Arefe gününün sabah namazından itibaren bayramın 4. günü ikindi namazına kadar 23 vakit farz namazını müteâkip birer defa "Allahü Ekber Allâhü Ekber Lâ ilâhe İllâllahü Vallâhü Ekber, Allâhü Ekber ve Lillâhi`l-Hamd" şeklinde tekbir alınır. Bunlara teşrik tekbirleri denir.

Teşrik tekbirinin anlamı:
"Allah herşeyden yücedir, Allah herşeyden yücedir. Allah´tan başka ilâh yoktur. O Allah herşeyden yücedir, Allah herşeyden yücedir. Hamd Allah´a mahsustur". 
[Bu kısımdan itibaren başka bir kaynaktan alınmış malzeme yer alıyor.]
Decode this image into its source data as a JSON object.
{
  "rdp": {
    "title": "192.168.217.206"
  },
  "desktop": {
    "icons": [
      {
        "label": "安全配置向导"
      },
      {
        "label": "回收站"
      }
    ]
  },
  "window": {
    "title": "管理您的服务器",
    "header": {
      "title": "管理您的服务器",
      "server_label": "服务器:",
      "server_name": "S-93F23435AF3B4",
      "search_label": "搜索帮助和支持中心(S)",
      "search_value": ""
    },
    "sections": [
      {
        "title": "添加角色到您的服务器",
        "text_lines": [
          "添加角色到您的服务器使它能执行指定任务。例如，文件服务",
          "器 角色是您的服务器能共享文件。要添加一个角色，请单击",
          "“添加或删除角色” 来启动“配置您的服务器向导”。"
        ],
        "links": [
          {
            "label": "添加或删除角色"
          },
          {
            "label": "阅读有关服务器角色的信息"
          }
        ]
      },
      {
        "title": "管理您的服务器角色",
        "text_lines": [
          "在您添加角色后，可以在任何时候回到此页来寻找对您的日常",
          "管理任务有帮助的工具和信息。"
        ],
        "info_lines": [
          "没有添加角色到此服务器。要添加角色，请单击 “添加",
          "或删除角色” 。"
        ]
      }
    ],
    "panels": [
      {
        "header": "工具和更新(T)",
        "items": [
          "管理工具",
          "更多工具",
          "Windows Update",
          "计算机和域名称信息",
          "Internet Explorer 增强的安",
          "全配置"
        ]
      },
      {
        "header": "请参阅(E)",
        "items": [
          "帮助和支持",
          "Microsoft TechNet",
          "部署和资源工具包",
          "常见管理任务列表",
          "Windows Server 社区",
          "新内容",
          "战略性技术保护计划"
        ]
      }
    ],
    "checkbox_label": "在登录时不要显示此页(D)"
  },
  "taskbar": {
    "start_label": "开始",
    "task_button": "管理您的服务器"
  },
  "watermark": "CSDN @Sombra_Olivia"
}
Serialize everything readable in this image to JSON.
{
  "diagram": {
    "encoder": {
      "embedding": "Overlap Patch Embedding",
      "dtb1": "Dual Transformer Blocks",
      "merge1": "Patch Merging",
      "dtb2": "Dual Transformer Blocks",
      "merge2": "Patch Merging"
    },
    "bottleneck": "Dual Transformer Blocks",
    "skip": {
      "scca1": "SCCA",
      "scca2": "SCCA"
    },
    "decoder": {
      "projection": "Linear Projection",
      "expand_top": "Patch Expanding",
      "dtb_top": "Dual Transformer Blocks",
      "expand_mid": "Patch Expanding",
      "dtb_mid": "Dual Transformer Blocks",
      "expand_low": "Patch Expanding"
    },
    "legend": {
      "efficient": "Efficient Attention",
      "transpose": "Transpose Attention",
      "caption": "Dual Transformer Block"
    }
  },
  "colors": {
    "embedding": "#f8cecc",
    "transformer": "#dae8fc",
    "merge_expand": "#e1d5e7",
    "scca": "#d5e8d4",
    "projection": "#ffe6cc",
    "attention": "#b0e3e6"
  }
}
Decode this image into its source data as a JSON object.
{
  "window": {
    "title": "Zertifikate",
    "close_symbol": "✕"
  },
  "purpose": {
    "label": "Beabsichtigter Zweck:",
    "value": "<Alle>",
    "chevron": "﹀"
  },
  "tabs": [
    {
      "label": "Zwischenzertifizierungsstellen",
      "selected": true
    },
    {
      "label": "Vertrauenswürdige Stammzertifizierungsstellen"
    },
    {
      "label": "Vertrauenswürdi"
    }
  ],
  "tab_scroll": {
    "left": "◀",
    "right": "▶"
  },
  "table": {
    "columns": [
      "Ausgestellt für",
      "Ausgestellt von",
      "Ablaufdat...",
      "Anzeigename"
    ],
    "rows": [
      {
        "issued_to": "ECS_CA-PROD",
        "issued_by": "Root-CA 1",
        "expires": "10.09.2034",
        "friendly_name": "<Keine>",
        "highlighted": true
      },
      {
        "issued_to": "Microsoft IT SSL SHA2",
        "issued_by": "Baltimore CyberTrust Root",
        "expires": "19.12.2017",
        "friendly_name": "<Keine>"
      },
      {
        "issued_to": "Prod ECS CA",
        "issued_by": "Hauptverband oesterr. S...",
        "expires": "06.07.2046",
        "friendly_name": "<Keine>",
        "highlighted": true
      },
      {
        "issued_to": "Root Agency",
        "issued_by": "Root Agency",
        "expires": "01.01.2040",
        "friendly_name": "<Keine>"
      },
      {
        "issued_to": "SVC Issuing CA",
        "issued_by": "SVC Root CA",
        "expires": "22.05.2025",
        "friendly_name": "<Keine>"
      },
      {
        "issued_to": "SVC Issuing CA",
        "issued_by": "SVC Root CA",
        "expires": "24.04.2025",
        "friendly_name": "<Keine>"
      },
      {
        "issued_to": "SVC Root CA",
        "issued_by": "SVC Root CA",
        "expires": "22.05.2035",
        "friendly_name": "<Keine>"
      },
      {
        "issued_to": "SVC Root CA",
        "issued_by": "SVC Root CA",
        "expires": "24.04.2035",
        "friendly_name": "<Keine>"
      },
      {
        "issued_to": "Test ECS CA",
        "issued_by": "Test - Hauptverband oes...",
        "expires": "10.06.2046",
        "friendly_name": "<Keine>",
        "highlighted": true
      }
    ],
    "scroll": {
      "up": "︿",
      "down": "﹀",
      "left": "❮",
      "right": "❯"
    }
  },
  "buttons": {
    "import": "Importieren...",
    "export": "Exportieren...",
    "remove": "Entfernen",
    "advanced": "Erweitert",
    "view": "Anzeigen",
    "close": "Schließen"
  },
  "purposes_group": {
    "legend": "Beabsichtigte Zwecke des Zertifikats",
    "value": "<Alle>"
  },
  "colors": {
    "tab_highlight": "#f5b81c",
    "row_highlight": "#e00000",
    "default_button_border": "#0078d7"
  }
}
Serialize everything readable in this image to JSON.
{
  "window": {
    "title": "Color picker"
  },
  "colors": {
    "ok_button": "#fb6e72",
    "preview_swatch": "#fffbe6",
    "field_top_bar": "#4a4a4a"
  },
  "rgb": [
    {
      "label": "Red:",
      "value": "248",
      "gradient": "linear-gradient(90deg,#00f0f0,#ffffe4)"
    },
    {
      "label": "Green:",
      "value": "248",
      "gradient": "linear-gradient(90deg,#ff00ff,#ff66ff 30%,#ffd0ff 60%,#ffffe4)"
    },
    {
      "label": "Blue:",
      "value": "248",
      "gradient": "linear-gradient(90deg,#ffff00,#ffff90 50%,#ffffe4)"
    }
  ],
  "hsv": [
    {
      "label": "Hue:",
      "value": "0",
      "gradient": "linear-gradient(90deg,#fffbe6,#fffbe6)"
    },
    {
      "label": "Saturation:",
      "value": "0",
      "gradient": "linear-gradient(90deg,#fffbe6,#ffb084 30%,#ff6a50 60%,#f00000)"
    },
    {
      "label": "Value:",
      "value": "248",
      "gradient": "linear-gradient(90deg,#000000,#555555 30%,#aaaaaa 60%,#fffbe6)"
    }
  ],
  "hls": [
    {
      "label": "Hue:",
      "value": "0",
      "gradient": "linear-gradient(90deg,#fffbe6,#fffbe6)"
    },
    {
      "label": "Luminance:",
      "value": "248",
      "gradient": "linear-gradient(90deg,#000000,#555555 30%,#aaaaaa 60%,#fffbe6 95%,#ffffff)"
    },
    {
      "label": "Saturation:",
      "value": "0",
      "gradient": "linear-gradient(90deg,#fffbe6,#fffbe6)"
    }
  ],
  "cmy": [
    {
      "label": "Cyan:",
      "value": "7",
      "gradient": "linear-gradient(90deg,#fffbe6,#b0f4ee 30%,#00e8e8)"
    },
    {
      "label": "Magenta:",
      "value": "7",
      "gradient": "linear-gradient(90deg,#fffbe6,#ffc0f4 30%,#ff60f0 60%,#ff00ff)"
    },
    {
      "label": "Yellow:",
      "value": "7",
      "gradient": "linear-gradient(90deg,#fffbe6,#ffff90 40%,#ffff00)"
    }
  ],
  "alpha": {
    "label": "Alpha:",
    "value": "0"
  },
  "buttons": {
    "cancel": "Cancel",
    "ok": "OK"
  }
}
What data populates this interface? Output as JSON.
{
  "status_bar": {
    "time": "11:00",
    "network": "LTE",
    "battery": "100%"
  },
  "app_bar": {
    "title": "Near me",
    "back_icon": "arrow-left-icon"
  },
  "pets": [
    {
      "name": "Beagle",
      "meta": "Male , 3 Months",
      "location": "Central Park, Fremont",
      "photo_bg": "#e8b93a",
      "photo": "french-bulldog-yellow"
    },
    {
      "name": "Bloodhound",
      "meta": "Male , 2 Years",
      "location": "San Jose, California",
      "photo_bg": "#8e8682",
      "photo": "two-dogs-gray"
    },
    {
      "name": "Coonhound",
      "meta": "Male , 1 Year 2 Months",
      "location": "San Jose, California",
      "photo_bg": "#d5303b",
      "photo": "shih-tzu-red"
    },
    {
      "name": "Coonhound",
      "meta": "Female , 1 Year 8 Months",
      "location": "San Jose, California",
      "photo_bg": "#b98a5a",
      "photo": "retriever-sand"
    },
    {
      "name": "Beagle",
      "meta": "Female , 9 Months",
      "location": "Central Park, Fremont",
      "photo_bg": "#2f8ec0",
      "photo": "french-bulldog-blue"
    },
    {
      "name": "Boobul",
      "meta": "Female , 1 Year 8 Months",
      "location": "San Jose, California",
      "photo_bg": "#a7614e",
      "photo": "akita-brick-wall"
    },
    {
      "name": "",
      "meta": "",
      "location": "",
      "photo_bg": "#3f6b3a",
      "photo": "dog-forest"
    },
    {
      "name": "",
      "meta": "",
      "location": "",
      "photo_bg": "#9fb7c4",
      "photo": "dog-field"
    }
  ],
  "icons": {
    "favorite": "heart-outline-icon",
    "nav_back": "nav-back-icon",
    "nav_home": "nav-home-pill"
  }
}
Buna göre Hanefîlerde tercih edilen görüşe göre arefe günü sabah namazından bayramın dördüncü günü ikindi namazına kadar 23 vakit, her farzın ardından teşrik tekbiri getirmek, kadın erkek her Müslümana vaciptir. Teşrik günlerinde kazaya kalan namaz kaza edilirken teşrik tekbirleri de kaza edilir. Teşrik günleri çıktıktan sonra kaza edilmeleri halinde ise tekbir getirilmez. Namaz kaza edilmedikçe tekbirler kaza edilmez (Serahsî, el-Mebsût, II, 43; İbnü´l-Hümâm, Fethu´l-Kadîr, II, 81). Şâfiî mezhebine göre ise teşrik tekbirleri sünnettir (Mâverdî, el-Hâvî, 1994, II, 501).

Kadınlar teşrik tekbirlerini gizli olarak getirirler.